Before the debate over tightening national gun-control laws was rekindled by the latest mass shootings, at the Washington Navy Yard and in Chicago's South Side, a growing number of Americans were questioning the government's stewardship of the right to bear arms, according to a poll by the AP-NORC Center for Public Affairs Research that concluded at the end of August.
Asked to size up how the government is doing on protecting a variety of rights and freedoms spelled out in the Bill of Rights and federal law, Americans saw slippage on almost all issues, most dramatically on the matter of gun rights, where the impression of decline turned up everywhere -- among Republicans and Democrats, men and women, young and old, city dwellers and those in small towns.
Overall, 44 percent of Americans feel the federal government is doing a good job of safeguarding the right to keep and bear arms, down from 57 percent two years earlier. Of course, definitions of "good job" on gun rights diverge; not everyone wants the government to safeguard Second Amendment rights.
Republicans and independents, groups that more frequently embrace Second Amendment rights, were far more likely than Democrats to give the government poor marks for protecting gun rights.
Among Republicans, 36 percent said the government was doing a good job protecting the right to bear arms, down from 51 percent two years ago. That compares with 56 percent of Democrats giving a good rating now, down from 64 percent two years ago. The slide was highest among independents, dropping from 52 percent giving a good rating in 2011 to 25 percent in the latest poll.
In the aftermath of the Navy Yard shooting, Americans of all stripes expressed sorrow over the latest deaths. But many opponents of gun control said tighter laws could make things worse, while those who support tighter laws said it was another sign that action is overdue.
Mike Kaplon, an accounting and economics student from Morristown, N.J., said gun-control advocates haven't made a good case that new laws would reduce gun violence. He decided to get active in opposing gun control after last year's mass shooting of first-graders at a school in Newtown, Conn.
"There's always going to be a nut job able to get a gun," said Kaplon, who identifies himself as a Republican-leaning libertarian. "It happens. It's life."
Walden Miller, a 57-year-old Democrat from Louisville, Colo., thinks the government is safeguarding Second Amendment rights a little too much.
"They are protecting the rights quite well," he said with a laugh. "I think there should be more control over the availability and licensing of guns -- which is the opposite."

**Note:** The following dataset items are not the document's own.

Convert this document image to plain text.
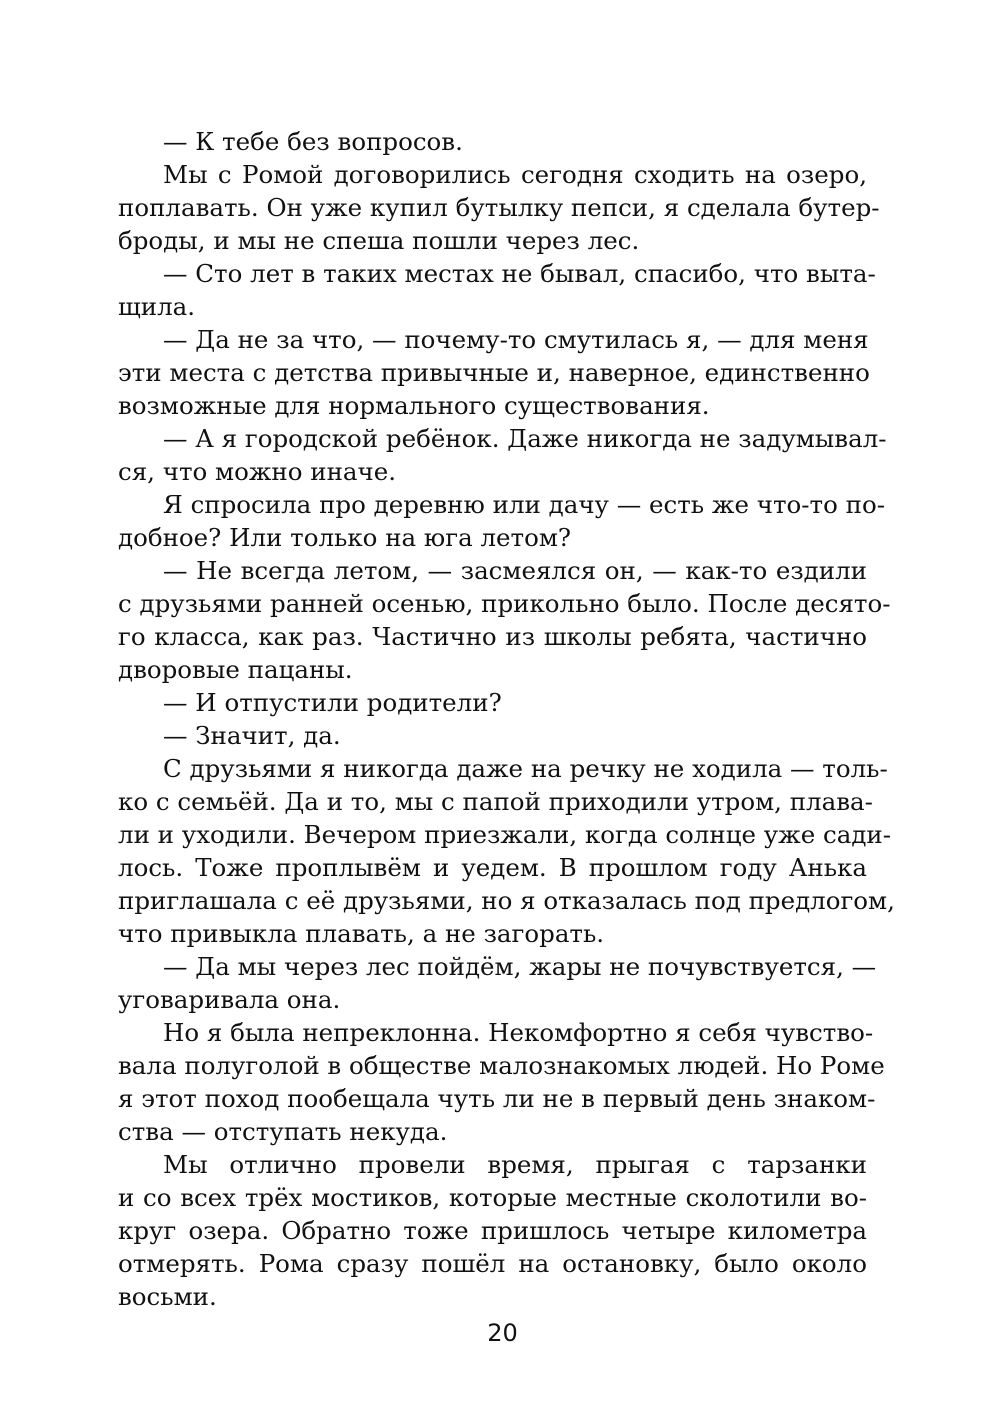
— К тебе без вопросов.
Мы с Ромой договорились сегодня сходить на озеро,
поплавать. Он уже купил бутылку пепси, я сделала бутер-
броды, и мы не спеша пошли через лес.
— Сто лет в таких местах не бывал, спасибо, что выта-
щила.
— Да не за что, — почему-то смутилась я, — для меня
эти места с детства привычные и, наверное, единственно
возможные для нормального существования.
— А я городской ребёнок. Даже никогда не задумывал-
ся, что можно иначе.
Я спросила про деревню или дачу — есть же что-то по-
добное? Или только на юга летом?
— Не всегда летом, — засмеялся он, — как-то ездили
с друзьями ранней осенью, прикольно было. После десято-
го класса, как раз. Частично из школы ребята, частично
дворовые пацаны.
— И отпустили родители?
— Значит, да.
С друзьями я никогда даже на речку не ходила — толь-
ко с семьёй. Да и то, мы с папой приходили утром, плава-
ли и уходили. Вечером приезжали, когда солнце уже сади-
лось. Тоже проплывём и уедем. В прошлом году Анька
приглашала с её друзьями, но я отказалась под предлогом,
что привыкла плавать, а не загорать.
— Да мы через лес пойдём, жары не почувствуется, —
уговаривала она.
Но я была непреклонна. Некомфортно я себя чувство-
вала полуголой в обществе малознакомых людей. Но Роме
я этот поход пообещала чуть ли не в первый день знаком-
ства — отступать некуда.
Мы отлично провели время, прыгая с тарзанки
и со всех трёх мостиков, которые местные сколотили во-
круг озера. Обратно тоже пришлось четыре километра
отмерять. Рома сразу пошёл на остановку, было около
восьми.
20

Laverne Hawkins, 60, a Democratic retiree in Milwaukee who works as baby sitter, was frustrated that President Barack Obama hadn't done more to stanch gun violence.
"I love the president -- don't get me wrong," she said. "But I just don't feel like he's standing up like he should with getting all this violence straightened out."

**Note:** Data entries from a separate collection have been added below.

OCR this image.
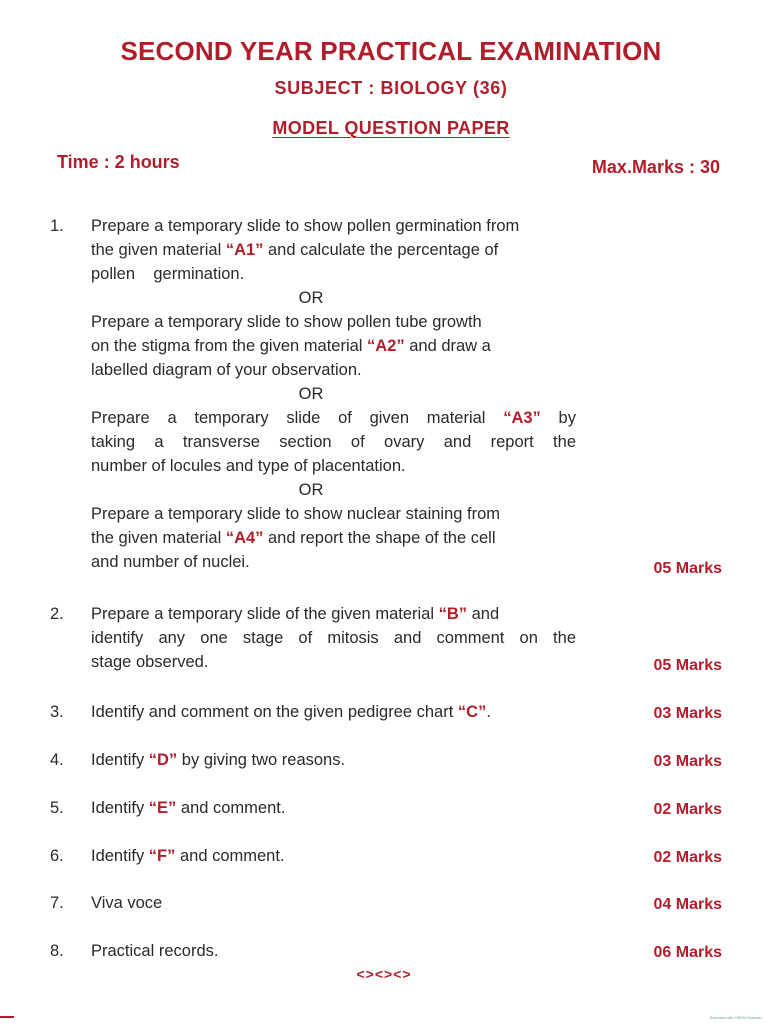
SECOND YEAR PRACTICAL EXAMINATION
SUBJECT : BIOLOGY (36)
MODEL QUESTION PAPER
Time : 2 hours	Max.Marks : 30
1.	Prepare a temporary slide to show pollen germination from
the given material “A1” and calculate the percentage of
pollen    germination.
OR
Prepare a temporary slide to show pollen tube growth
on the stigma from the given material “A2” and draw a
labelled diagram of your observation.
OR
Prepare a temporary slide of given material “A3” by
taking a transverse section of ovary and report the
number of locules and type of placentation.
OR
Prepare a temporary slide to show nuclear staining from
the given material “A4” and report the shape of the cell
and number of nuclei.	05 Marks
2.	Prepare a temporary slide of the given material “B” and
identify any one stage of mitosis and comment on the
stage observed.	05 Marks
3.	Identify and comment on the given pedigree chart “C”.	03 Marks
4.	Identify “D” by giving two reasons.	03 Marks
5.	Identify “E” and comment.	02 Marks
6.	Identify “F” and comment.	02 Marks
7.	Viva voce	04 Marks
8.	Practical records.	06 Marks
<><><>
Scanned with OKEN Scanner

Obama made a big push for tighter gun laws in the aftermath of the Newtown shooting, which left 20 elementary schoolchildren and six adults dead, but the legislation fell flat in Congress and has been stalled ever since.

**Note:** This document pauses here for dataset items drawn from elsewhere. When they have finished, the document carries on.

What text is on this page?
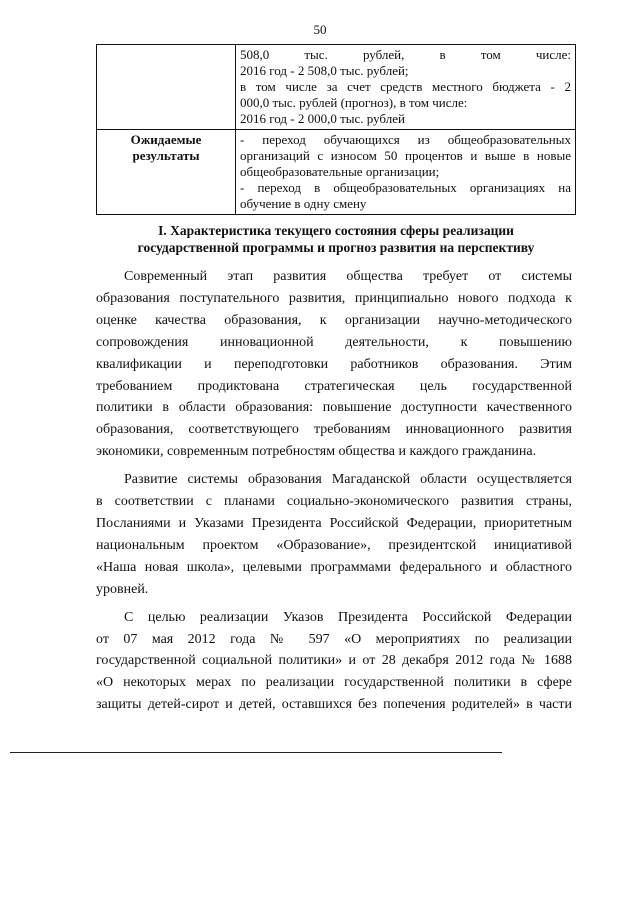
50

	508,0 тыс. рублей, в том числе:
2016 год - 2 508,0 тыс. рублей;
в том числе за счет средств местного бюджета - 2
000,0 тыс. рублей (прогноз), в том числе:
2016 год - 2 000,0 тыс. рублей

Ожидаемые
результаты	- переход обучающихся из общеобразовательных
организаций с износом 50 процентов и выше в новые
общеобразовательные организации;
- переход в общеобразовательных организациях на
обучение в одну смену
I. Характеристика текущего состояния сферы реализации
государственной программы и прогноз развития на перспективу

Современный этап развития общества требует от системы
образования поступательного развития, принципиально нового подхода к
оценке качества образования, к организации научно-методического
сопровождения инновационной деятельности, к повышению
квалификации и переподготовки работников образования. Этим
требованием продиктована стратегическая цель государственной
политики в области образования: повышение доступности качественного
образования, соответствующего требованиям инновационного развития
экономики, современным потребностям общества и каждого гражданина.

Развитие системы образования Магаданской области осуществляется
в соответствии с планами социально-экономического развития страны,
Посланиями и Указами Президента Российской Федерации, приоритетным
национальным проектом «Образование», президентской инициативой
«Наша новая школа», целевыми программами федерального и областного
уровней.

С целью реализации Указов Президента Российской Федерации
от 07 мая 2012 года № 597 «О мероприятиях по реализации
государственной социальной политики» и от 28 декабря 2012 года № 1688
«О некоторых мерах по реализации государственной политики в сфере
защиты детей-сирот и детей, оставшихся без попечения родителей» в части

After Monday's shooting at the Navy Yard, the president's spokesman said Obama remained committed to strengthening gun laws. But there was little expectation of movement in Congress.
As the Obama administration advocates stricter regulation, namely a ban on assault rifles like the one used in Newtown and universal background checks for people purchasing guns, the country is witnessing a movement among state legislators to countermand federal laws on gun control.
New York and Connecticut have already broken with federal standards and enacted stricter laws, while on the other end of the spectrum the Missouri legislature fell just a vote short of nullifying a series of gun-control measures.
A Boston University study published on Sept. 12 found a "robust" relationship -- but not a causal link -- between rates of gun ownership and firearm homicide across all 50 states.
Results from the full AP-NORC survey have a margin of error of plus or minus 4 percentage points.